Synopsis : Sur l’île de Tahiti, en Polynésie française, le Haut-Commissaire de la République De Roller, représentant de l’État Français, est un homme de calcul aux manières parfaites. Dans les réceptions officielles comme les établissements interlopes, il prend constamment le pouls d’une population locale d’où la colère peut émerger à tout moment. D’autant plus qu’une rumeur se fait insistante : on aurait aperçu un sous-marin dont la présence fantomatique annoncerait une reprise des essais nucléaires français.

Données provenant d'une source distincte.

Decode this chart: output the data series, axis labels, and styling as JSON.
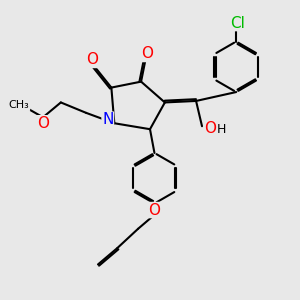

Chaque sortie d’un film d’Albert Serra est une petite célébration. D’une part, il s’agit d’un véritable tour de force pour trouver des séances proches de chez vous, si vous n’habitez pas la capitale. D’autre part, c’est la promesse d’un ailleurs tout en variations, où le film semble se dérober continuellement sous nos pieds, où rien n’est sûr et tout est sujet à changement.
Assister à la projection d’un film d’Albert Serra c’est faire le pari d’aller en territoire inconnu, oser regarder les ténèbres, pour extirper un rêve, celui d’un cinéma évolutif.
Qu’il s’agisse de sa réinterprétation contemplative de Don Quichotte, avec Honor De Cavalleria, ou encore les bois libertins sous Louis XVI, du succulent et suffocant Liberté, jusqu’à son film fleuve de cent heures traversant l’Allemagne et ses mouvements idéologiques de Goethe à Fassbinder en passant par Hitler, avec Les Trois Petits Cochons, Albert Serra soulève constamment le septième art, le met en joug pour le forcer à se réinventer, à chercher dans ses moindres recoins des possibilités pour dépasser e cadre, la narration et ses acteurs.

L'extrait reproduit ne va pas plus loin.